3.1.1. Manual collection
Phoretic mites can be picked up by hand from their host with a fine bristle brush or a small mouth aspirator.
1. Collect honey bees from a colony.
This task is easier when the colony is highly infested (see section 4.6. ‘Breeding mites in colonies’ for a method to obtain regular supply of highly infested colonies), but to collect ‘healthy’ mites it is recommended that the host colony does not reveal visible damages of Varroosis like crippled bees.
2. Catch honey bees one by one and examine them for the presence of mites.
Mites may run freely over the bee's body or be hidden between two sternites. Finding and collecting them sometimes necessitates grasping the bee by the thorax and sting apparatus with forceps to stretch the abdomen, thus making the mites visible and reachable.
3. Honey bees can be treated with CO2 to facilitate the physical collection.

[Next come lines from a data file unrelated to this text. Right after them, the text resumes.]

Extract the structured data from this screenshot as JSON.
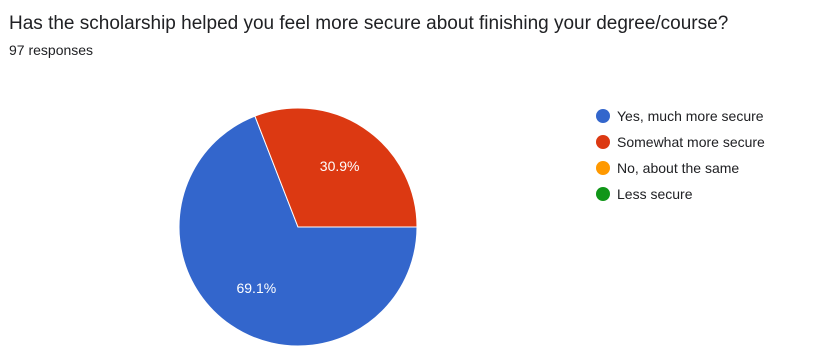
{
  "question": {
    "title": "Has the scholarship helped you feel more secure about finishing your degree/course?",
    "responses": "97 responses"
  },
  "chart_data": {
    "type": "pie",
    "categories": [
      "Yes, much more secure",
      "Somewhat more secure",
      "No, about the same",
      "Less secure"
    ],
    "values": [
      69.1,
      30.9,
      0,
      0
    ],
    "data_labels": [
      "69.1%",
      "30.9%",
      "",
      ""
    ],
    "colors": [
      "#3366cc",
      "#dc3912",
      "#ff9900",
      "#109618"
    ],
    "legend_position": "right"
  }
}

CO2 affects the bees' physiology (Czekońska, 2009), but recent results indicate that a short treatment with CO2 does not affect fertility and fecundity of varroa female artificially introduced into brood cells (Rosenkranz et al., unpublished data). The effect of cooling on mites is not known and might affect mite survival. An alternative to CO2 and cooling treatment is (i) to let the bees crawl out of their container one by one so they can be caught easily or (ii) to cut off the head of the bees; mites tend to leave dead bees within a short time period.

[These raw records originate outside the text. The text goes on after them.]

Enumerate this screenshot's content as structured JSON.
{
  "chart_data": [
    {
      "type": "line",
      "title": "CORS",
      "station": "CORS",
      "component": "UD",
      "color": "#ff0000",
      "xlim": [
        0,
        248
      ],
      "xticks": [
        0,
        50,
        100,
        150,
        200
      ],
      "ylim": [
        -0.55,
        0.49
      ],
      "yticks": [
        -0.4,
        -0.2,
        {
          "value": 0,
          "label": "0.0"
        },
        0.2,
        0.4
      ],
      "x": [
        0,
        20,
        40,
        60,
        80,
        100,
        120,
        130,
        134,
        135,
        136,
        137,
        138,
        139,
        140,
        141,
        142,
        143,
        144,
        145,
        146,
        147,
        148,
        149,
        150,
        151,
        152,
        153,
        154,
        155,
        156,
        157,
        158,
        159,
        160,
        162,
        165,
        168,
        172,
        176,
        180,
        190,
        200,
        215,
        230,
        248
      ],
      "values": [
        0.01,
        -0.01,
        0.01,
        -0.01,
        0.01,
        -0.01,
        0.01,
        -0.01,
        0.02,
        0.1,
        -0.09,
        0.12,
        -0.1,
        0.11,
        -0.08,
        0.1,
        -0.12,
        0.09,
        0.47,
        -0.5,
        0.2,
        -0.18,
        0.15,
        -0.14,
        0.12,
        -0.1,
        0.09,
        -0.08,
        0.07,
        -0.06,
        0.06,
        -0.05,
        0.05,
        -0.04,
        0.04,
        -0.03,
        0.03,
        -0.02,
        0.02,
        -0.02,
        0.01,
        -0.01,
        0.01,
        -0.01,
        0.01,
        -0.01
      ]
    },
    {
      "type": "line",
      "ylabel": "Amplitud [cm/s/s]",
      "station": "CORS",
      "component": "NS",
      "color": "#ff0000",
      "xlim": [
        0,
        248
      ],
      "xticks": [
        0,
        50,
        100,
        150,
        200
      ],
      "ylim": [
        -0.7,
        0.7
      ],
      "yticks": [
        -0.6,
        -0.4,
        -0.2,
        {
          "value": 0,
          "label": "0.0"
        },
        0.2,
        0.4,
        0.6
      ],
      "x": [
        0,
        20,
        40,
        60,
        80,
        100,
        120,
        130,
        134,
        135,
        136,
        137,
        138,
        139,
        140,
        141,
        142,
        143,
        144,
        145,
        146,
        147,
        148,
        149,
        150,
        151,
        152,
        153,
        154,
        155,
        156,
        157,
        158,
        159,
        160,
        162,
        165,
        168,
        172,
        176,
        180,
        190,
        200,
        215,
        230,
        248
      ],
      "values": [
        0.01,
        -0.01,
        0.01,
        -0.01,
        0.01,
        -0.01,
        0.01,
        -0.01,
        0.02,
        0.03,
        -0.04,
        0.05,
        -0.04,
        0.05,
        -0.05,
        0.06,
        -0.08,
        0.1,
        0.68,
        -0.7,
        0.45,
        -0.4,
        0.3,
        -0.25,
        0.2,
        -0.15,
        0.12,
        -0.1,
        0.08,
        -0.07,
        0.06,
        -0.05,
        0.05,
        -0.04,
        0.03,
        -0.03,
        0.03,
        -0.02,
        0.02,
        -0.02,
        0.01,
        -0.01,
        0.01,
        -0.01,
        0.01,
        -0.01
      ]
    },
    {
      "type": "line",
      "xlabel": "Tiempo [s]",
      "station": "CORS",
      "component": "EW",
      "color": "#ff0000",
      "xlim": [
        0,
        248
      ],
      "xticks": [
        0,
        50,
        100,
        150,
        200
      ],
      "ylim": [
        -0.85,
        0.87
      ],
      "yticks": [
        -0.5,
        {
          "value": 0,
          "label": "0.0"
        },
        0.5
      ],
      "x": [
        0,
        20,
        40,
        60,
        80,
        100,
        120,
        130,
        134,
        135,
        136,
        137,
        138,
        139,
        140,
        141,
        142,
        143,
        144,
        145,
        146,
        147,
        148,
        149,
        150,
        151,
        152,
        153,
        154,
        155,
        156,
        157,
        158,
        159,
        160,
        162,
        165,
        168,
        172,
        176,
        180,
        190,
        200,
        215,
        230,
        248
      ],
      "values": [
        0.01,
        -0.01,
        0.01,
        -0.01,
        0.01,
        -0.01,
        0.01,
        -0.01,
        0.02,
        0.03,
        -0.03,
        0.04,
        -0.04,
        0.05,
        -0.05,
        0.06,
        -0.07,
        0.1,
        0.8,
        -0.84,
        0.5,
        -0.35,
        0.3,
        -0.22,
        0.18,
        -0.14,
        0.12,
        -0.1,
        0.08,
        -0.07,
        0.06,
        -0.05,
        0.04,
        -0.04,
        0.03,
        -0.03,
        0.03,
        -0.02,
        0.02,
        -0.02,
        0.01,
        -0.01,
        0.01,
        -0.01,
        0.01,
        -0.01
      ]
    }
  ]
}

4. Place the mites collected in a mite-tight container with a source of humidity (a wet cotton plug or ball of paper) to prevent the mites desiccating.
Pros: allows for the collection of mites that have not been stressed by a treatment with water or powdered sugar (see sections 3.1.2. ‘Icing sugar’ and 3.1.3. ‘Washing with water’). This is an advantage if mites are used in long lasting experiments.
Cons: tedious, few mites can be sampled in a short time.